Presidential politics went global this week, as the 2016 contenders staked out positions on national security in the wake of last week’s brutal terrorist attacks in Paris.
The hottest point of debate: Syrian refugees.
As House Republicans passed a bill to tighten security measures for Syrian and Iraqi refugees, nearly every Republican presidential candidate called for a halt to all or most Syrian refugees entering the United States.
Before the Paris attacks, Sen. Ted Cruz, R-Texas, already had declared he would end the Obama administration’s plan to allow up to 10,000 Syrian refugees into the United States next year. On Monday, Cruz doubled down on his position, saying bringing more Syrian refugees to the United States would be “nothing short of lunacy.”
That’s a shift for Cruz. Early last year, the senator defended admitting Syrian refugees, and said the United States should continue to accept them. In a video still posted on Cruz’s U.S. Senate website (and embedded below), he told Fox News:
“We have welcomed refugees—the tired, huddled masses—for centuries. That’s been the history of the United States. … We have to continue to be vigilant to make sure those coming are not affiliated with the terrorists, but we can do that.”
Now many Republican candidates say we can’t do that.
Sen. Marco Rubio, R-Fla., said the desire to help Syrian refugees was good, but background checks can’t ferret out a few terrorists among millions of refugees: “Who do you call in Syria to background check them?”
The dynamic certainly has worsened since the rise of the Islamic State last summer, but the same question also could apply to refugees from troubled nations all over the world, including other countries with terror networks active long before the ISIS advance.
Other GOP candidates took harder lines.
New Jersey Gov. Chris Christie told radio host Hugh Hewitt he doesn’t trust the Obama administration to vet refugees, adding, “I don’t think that orphans under 5 should be admitted to the United States at this point.”
Those comments came less than three months after the world convulsed over the image of Aylan Kurdi’s dead body washed up on a beach in Turkey. The small child was a 3-year-old Syrian refugee.
The Republican front-runners also called for a halt to Syrian refugees entering the United States.
Donald Trump said he would not only stop more Syrian refugees from arriving, he also would deport any Syrian refugees already allowed into the country under the Obama administration.
“They’re going to be gone,” the billionaire businessman told Yahoo News. “They will go back. … I’ve said it before, in fact, and everyone hears what I say, including them, believe it or not.

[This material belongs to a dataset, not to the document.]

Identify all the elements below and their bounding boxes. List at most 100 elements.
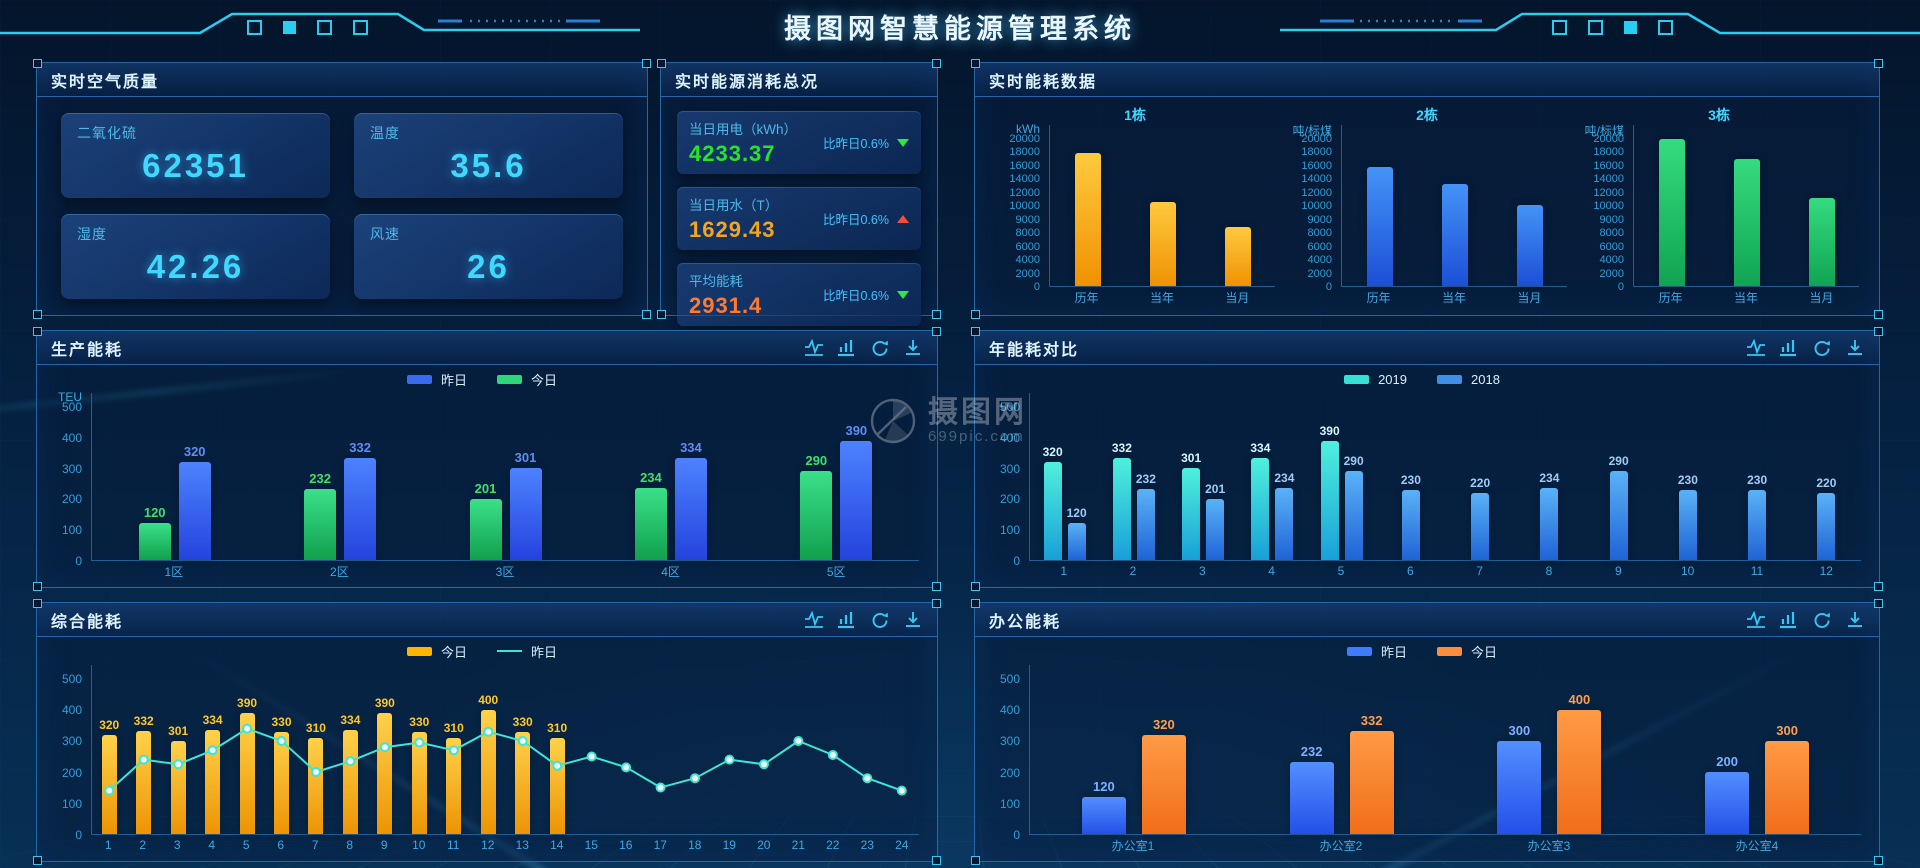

But if they’re here, they have to go back, because we cannot take a chance.”
Fellow front-runner Ben Carson didn’t call for deporting Syrian refugees, but the retired neurosurgeon did say that after the Paris attacks “the U.S. simply cannot, should not, and must not accept any Syrian refugees.”
At a campaign stop in Alabama yesterday, Carson spoke about protecting the nation from terrorists by saying, “If there’s a rabid dog running around in your neighborhood, you’re probably not going to assume something good about that dog. And you’re probably going to put your children out of the way. That doesn’t mean that you hate all dogs.” (By the end of the day, Carson was referring to good and bad “apples” instead of “dogs.”)
Former Florida Gov. Jeb Bush called for a cautious approach, saying the United States should pause the refugee program until officials are sure the vetting process is sufficient, but then should continue to allow “a limited number” of refugees. He also cautioned against becoming overzealous in rhetoric about all refugees: “There ought to be a balance.”
As politicians continued to debate the balance between security and compassion, theologian Russell Moore, president of the Ethics and Religious Liberty Commission of the Southern Baptist Convention, offered perspective in a Washington Post column.
Read Moore’s entire column for context, but here’s an excerpt to chew on:
“While this kind of complicated geopolitical situation requires prudence, it also requires virtue. We should debate what it would take to ensure adequate vetting of refugees, but we should not allow ourselves to engage in the kind of rhetoric we’ve heard in recent days—about, for instance, requiring ID cards for Muslim American citizens or considering warrantless searches of their homes or houses of worship.
“It is one thing to have disagreement about whether the vetting process is adequate. It is quite another to seek to permanently turn our backs on Syrian refugees altogether.”